A New York Times story last month described a new phenomenon in China in which groups of “netizens” hunt down wrong-doers through online crowd-sourcing and sleuthing. According to the story, a group of online vigilantes determined the identity of a woman who had posted a video of herself torturing and killing a kitten. Within a few days, the vigilantes were able to piece together clues and identify her by eliciting information from readers on Mop, a popular online forum. Ultimately, the woman and her camera man were publicly shamed and expelled from their public sector jobs, cutting them out of the prospect of pensions and lifetime employment.
Mob justice is nothing new, but the Internet moves it along faster than before. Also, the Internet expands the playing field from the proverbial village of twenty or so torch-bearing peasants to potentially the entire online world. In other words, the Internet’s gifts to mob justice are speed and reach. The kitten killer was picked out of a population of 1.3 billion Chinese in six days. But the problem with speed, when applied to an angry mob, is that it tends to skip over due process. The kitten killer story led me to three conclusions about online mass collaboration known as crowd-sourcing:
- Online actions have real-world consequences. Every day, social networks provide us with rich new examples that what we do online doesn’t stay there, including a recent report attributing the huge popularity of Facebook in the United Kingdom to a fourfold rise in syphilis cases. But real-world consequences are nowhere sadder than in cyber-bullying. This was brought into focus recently with news of a 15-year old Massachusetts girl who hanged herself after being bullied both physically and through social networks and harassing text messages. Politicians who supported the recently passed U.S. health care overhaul legislation have faced their own version of cyber-bullying, as some angry constituents have begun hurling online threats at their representatives. Even a prominent opponent’s Twitter comment encouraging supporters not to retreat but to “reload” has been considered overly hostile by some, as was a follow-up Facebook post containing a U.S. map and the crosshairs of a gun sight to mark the home states of Congress members who supported the bill.
- Privacy through anonymity is extinct. Clearly, the kitten killer assumed that with a generic backdrop behind her and no names attached to her video post she could get away with her crime. As educated Internet users, I suspect we are all due for a rethink of what privacy means for us, how much we are willing to sacrifice in order to participate in online communities, and what the consequences may be of divulging bits and pieces of our personalities to a potentially unlimited audience. Even a photo we post of ourselves, shared among friends, may be used to identify our location or other information about us. This was demonstrated recently by a woman whose chatty Facebook posts provided enough information about her whereabouts that it resulted in her house being burglarized by one of her “friends.” A Chinese official was recently discredited after his bawdy diary—outlining dalliances and drinking—was published online. This may be another example of vigilante justice, but it is also a reminder of the perils of creating a virtual paper trail that can come back to haunt you. Another problem with assumed anonymity is that it can cause people to act rashly and callously—and this is something of which both the woman who killed the kitten and those who brought her to justice may be guilty.

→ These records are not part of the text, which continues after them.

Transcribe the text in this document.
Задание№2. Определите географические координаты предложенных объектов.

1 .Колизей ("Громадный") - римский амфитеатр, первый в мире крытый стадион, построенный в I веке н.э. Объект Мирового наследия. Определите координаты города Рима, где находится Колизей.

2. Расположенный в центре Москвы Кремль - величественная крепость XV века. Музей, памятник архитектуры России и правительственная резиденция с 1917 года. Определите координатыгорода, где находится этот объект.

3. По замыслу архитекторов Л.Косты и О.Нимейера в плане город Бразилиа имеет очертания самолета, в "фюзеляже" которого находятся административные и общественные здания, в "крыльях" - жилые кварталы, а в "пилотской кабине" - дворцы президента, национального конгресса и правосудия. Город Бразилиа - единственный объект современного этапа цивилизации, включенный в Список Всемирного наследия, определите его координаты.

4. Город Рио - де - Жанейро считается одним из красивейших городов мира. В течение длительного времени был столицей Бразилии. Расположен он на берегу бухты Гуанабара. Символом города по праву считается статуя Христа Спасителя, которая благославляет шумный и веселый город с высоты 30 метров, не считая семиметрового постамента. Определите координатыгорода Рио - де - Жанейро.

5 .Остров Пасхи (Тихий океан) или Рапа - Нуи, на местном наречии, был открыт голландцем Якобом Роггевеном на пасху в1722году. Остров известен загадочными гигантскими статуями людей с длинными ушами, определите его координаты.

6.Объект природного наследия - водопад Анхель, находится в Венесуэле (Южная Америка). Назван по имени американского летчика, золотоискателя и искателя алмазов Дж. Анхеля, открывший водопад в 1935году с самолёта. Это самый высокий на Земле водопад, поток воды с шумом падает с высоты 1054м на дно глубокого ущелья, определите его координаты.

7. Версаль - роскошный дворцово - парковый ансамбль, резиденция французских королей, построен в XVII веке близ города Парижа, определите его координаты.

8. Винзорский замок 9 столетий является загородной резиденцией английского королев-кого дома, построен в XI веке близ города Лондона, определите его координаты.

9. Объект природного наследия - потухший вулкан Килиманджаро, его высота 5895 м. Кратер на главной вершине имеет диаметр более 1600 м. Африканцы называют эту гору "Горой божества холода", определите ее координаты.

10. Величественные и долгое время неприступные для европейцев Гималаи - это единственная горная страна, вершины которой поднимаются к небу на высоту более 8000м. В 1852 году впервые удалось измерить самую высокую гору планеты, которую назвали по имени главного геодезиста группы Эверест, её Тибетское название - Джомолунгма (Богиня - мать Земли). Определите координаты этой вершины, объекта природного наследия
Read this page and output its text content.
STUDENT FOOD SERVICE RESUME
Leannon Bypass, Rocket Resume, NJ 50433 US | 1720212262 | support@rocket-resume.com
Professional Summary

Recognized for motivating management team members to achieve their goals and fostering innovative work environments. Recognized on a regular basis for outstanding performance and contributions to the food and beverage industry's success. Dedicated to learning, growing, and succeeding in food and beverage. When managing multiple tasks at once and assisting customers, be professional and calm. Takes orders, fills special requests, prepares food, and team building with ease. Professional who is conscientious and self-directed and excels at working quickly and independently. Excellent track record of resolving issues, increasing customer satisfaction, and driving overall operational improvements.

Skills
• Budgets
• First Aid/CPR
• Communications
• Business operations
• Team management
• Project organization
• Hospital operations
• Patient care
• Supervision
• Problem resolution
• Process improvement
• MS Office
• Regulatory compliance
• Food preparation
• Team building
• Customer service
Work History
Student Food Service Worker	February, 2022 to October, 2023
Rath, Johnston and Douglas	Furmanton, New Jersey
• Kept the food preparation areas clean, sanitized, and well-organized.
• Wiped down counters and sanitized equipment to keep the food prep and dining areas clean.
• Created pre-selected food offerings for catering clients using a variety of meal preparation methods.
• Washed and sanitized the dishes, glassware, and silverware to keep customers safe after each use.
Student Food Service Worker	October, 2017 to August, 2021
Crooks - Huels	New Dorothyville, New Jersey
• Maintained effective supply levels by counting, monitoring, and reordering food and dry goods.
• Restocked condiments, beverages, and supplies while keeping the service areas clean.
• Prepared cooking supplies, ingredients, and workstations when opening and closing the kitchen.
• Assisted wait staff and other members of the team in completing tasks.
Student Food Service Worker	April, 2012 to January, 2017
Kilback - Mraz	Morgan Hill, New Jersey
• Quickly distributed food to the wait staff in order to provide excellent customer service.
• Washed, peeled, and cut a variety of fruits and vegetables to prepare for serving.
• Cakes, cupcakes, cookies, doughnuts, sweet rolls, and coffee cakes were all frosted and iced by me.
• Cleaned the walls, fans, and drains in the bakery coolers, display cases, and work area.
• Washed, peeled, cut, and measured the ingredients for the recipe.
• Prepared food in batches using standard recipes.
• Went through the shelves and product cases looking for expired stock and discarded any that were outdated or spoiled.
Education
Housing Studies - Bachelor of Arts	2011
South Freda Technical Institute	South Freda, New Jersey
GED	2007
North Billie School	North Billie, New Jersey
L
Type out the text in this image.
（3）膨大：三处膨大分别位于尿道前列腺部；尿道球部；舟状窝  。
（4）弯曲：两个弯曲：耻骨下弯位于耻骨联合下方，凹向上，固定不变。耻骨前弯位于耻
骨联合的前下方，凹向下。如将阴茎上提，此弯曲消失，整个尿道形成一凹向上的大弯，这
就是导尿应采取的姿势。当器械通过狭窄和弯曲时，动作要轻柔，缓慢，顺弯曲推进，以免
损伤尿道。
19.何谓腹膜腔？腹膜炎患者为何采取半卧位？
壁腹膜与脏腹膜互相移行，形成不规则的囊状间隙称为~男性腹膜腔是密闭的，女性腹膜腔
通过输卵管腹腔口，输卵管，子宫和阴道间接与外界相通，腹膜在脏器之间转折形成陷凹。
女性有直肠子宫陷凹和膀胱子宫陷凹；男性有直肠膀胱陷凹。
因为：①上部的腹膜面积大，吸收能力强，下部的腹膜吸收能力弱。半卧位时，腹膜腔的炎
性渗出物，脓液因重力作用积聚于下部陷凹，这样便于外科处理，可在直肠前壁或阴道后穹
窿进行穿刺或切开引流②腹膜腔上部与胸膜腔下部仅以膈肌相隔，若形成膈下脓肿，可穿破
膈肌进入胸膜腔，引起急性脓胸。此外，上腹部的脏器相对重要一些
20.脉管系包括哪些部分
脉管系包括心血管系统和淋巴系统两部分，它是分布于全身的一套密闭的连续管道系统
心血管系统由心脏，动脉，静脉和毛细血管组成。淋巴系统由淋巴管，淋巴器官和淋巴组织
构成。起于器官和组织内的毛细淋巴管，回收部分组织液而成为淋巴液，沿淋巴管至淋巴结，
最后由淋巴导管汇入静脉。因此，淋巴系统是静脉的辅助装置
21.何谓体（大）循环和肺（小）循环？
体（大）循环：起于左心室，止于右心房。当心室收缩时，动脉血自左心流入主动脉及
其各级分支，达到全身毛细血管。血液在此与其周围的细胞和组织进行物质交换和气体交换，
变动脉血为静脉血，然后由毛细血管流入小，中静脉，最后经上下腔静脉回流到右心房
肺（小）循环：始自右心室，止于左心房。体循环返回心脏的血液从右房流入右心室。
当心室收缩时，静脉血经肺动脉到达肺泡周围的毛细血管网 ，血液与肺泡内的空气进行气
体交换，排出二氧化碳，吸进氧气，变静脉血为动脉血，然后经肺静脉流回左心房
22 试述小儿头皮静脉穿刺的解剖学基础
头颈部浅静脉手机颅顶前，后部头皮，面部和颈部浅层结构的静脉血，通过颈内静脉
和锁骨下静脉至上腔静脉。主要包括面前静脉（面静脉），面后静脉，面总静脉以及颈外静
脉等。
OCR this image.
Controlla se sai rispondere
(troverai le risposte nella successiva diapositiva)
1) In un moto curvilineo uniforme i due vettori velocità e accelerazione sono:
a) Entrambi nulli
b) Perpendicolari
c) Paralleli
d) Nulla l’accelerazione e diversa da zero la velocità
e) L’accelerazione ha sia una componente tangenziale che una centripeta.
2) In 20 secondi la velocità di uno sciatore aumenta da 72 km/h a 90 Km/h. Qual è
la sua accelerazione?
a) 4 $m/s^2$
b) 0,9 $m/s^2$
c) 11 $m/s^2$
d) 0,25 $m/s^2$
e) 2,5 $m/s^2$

- Sheer numbers don’t equal brains. The same power harnessed by online vigilante groups to track down wrongdoers and publicly shame them can and has been used for more positive purposes. Indeed, crowd-sourcing, like mob justice, is not a new idea, but it has been super-charged by the Internet. A classic example of this is Wikipedia, which at least one fairly rigorous study found to be at least as accurate as the Encyclopedia Britannica, and more current. More recently, a group of MIT students won a DARPA challenge by tracking down, before any other team, the latitude and longitude of ten red balloons, hidden in secret locations across the United States, simply through social networking. The concept of crowd-sourcing is said to have evolved from the famous observation that the weight of an ox is more accurately estimated by taking the average of guesses made by a group of people at a state fair than by any one guess on its own. But this phenomenon flies in the face of the angry crowd, which puts someone to death in the heat and excitement of the moment before realizing that the person was mistakenly accused. We may wish to take this as a reminder that “group think” can be as dangerous as taking any one person’s word for anything.
As in so many things, knowledge is a powerful tool, and generally speaking, more people putting their minds to a task is better than fewer. What leads to good or bad outcomes will ultimately be based on what we as “netizens” do with the gift of knowledge, scope and speed that the World Wide Web brings to us.